Dietro Giovanni ci sono un santo anziano e un giovane senza aureola, in attesa di essere battezzati. A sinistra compaiono quattro angeli che tengono le vesti di Cristo, pronti a ricoprirlo una volta terminato il rito. In alto, in una luce bianca e luminosa, Dio che, con un libro in braccio, si sporge a benedire il Figlio.
Altissima è la qualità del volto di Cristo, così come quello del Battista e dei due discepoli dietro di lui, ma, ad ogni modo, resta irrazionale il curvo livello delle acque che coprono Cristo ma lasciano asciutti gli altri presenti.
"IL BATTESIMO DI CRISTO", PIERO DELLA FRANCESCA, 1445:
Questo dipinto è ora conservato a Londra alla National Gallery ma era stato eseguito da Piero della Francesca su commissione dei monaci camaldolesi di Sansepolcro per onorare l'abate del loro ordine, Ambrogio Trasversari.
La figura di Gesù è al centro della composizione mentre a destra Giovanni Battista gli versa dell'acqua sulla testa.

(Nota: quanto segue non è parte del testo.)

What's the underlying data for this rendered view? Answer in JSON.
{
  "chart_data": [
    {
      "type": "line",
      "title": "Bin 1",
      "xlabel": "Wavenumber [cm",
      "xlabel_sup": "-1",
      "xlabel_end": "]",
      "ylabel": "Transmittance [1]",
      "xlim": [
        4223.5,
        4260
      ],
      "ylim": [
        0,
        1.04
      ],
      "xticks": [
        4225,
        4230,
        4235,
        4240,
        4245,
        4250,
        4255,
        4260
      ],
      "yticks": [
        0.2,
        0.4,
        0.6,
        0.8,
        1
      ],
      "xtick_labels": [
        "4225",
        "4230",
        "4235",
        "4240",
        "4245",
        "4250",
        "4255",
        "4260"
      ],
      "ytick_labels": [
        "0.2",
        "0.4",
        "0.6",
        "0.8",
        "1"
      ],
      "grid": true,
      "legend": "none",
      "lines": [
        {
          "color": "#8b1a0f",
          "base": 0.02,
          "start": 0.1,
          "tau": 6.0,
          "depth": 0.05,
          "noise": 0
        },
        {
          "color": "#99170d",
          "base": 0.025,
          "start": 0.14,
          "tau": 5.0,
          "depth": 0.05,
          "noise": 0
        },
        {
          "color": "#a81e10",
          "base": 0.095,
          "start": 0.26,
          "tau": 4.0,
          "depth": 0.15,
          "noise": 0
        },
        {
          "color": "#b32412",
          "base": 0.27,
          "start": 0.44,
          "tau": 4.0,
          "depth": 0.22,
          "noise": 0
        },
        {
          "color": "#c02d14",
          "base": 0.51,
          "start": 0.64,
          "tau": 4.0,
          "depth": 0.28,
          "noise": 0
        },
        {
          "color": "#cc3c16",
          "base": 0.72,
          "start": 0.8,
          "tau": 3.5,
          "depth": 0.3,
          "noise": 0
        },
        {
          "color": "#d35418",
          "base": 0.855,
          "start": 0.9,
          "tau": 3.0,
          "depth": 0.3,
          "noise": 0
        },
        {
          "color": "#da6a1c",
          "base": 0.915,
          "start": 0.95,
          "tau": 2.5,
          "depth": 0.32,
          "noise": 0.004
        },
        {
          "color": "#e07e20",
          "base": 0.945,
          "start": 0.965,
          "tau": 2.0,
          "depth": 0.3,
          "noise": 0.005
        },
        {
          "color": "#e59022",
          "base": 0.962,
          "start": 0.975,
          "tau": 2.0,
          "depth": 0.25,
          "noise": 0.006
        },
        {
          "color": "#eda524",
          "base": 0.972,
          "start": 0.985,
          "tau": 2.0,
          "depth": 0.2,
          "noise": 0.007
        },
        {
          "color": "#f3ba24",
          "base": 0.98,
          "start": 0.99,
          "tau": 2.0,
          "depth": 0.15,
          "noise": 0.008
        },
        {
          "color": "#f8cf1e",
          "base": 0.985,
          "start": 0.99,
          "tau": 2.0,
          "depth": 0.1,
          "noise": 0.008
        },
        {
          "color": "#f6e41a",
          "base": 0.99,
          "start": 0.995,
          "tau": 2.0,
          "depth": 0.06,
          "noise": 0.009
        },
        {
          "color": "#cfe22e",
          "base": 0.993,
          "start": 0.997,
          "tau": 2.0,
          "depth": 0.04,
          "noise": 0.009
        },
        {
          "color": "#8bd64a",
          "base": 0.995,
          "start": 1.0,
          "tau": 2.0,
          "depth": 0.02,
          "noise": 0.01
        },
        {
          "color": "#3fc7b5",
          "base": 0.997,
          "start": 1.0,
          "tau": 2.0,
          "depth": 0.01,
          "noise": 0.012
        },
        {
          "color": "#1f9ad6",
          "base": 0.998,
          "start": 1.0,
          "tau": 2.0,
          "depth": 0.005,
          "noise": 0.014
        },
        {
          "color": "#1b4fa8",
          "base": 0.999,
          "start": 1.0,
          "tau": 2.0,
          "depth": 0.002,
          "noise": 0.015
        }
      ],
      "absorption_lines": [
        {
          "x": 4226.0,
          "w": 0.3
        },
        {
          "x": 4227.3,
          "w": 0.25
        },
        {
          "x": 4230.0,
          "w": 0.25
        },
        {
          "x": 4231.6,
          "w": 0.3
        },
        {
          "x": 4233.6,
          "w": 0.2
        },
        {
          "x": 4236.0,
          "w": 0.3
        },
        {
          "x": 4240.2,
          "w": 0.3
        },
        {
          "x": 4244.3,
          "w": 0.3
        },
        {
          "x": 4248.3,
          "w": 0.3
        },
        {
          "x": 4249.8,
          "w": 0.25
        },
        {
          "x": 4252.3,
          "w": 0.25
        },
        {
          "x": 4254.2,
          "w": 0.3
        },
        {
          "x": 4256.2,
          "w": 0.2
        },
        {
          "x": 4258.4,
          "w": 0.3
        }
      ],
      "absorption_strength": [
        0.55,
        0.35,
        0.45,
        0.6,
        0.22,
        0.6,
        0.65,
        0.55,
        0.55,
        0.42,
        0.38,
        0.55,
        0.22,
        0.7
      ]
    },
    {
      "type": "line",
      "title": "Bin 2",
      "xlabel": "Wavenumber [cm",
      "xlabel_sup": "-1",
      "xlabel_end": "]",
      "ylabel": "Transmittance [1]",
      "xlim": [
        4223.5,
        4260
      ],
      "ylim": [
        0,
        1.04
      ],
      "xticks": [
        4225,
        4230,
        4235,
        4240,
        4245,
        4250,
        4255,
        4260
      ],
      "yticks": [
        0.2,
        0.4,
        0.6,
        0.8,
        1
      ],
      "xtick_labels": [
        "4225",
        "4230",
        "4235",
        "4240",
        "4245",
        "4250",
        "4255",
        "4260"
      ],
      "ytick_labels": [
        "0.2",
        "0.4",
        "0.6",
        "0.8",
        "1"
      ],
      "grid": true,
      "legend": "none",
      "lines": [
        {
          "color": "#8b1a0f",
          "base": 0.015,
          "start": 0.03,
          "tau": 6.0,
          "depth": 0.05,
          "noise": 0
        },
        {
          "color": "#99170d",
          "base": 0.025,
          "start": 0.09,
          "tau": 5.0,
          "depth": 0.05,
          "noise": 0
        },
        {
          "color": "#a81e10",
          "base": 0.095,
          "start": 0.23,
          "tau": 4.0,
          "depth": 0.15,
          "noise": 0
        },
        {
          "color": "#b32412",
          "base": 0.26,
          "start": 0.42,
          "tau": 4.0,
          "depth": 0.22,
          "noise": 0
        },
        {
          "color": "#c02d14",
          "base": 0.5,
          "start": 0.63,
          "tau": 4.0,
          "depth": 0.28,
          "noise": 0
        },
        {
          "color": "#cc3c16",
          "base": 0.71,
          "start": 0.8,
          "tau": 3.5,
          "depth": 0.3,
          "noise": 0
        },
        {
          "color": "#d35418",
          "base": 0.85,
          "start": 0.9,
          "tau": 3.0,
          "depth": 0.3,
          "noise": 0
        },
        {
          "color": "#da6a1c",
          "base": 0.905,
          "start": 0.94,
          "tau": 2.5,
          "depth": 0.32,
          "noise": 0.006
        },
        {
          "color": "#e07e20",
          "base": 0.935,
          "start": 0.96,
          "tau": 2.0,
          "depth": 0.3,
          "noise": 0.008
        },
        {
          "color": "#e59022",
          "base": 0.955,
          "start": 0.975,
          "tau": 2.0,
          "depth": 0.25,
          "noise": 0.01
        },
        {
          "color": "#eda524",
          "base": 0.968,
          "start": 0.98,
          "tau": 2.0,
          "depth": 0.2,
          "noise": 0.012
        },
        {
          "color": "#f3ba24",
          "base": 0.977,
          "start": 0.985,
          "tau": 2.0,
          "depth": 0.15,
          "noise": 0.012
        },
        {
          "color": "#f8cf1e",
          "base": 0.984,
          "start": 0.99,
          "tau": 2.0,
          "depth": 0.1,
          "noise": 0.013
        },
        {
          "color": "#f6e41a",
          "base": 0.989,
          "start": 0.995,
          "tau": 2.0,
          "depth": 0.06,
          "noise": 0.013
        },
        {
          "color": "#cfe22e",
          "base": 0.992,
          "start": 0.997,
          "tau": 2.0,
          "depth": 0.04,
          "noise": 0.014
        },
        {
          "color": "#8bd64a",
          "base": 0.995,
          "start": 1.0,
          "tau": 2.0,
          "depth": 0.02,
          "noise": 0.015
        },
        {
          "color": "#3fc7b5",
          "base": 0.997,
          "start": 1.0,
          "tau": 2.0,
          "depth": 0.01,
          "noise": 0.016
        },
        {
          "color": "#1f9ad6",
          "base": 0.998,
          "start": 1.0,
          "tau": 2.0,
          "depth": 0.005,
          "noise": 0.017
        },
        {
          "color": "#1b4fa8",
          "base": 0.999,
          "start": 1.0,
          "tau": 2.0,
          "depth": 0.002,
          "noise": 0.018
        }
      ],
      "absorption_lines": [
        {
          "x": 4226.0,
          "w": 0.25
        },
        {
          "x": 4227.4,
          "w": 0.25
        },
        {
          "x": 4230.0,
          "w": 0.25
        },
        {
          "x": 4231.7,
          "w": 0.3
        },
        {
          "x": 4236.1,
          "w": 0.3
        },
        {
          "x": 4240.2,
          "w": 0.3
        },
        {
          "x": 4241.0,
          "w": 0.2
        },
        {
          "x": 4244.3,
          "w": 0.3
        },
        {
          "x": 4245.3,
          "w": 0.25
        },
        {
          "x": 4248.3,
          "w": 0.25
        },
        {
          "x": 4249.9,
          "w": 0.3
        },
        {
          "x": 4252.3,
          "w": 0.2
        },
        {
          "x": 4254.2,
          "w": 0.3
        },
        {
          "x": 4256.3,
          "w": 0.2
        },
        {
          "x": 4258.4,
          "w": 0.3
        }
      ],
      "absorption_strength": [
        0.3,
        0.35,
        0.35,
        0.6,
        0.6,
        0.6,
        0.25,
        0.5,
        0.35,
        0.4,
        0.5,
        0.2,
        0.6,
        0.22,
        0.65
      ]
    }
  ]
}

Al di sopra, la colomba, simbolo dello Spirito Santo, con le ali spiegate.
A sinistra, tre angeli che assistono al rito.
L'albero accanto a Cristo, in primo piano, è un noce, in ricordo dell'antica denominazione della valle su cui sorge Sansepolcro: Val di Nocèa. Questo albero però è anche un'allusione alla morte in Croce.
Sullo sfondo compare il nitido paesaggio collinare italiano: c'è una veduta della valle del Tevere con una cittadina (all'altezza del fianco destro di Cristo), cinta da mura. La piccola città è Sansepolcro, luogo natale del pittore.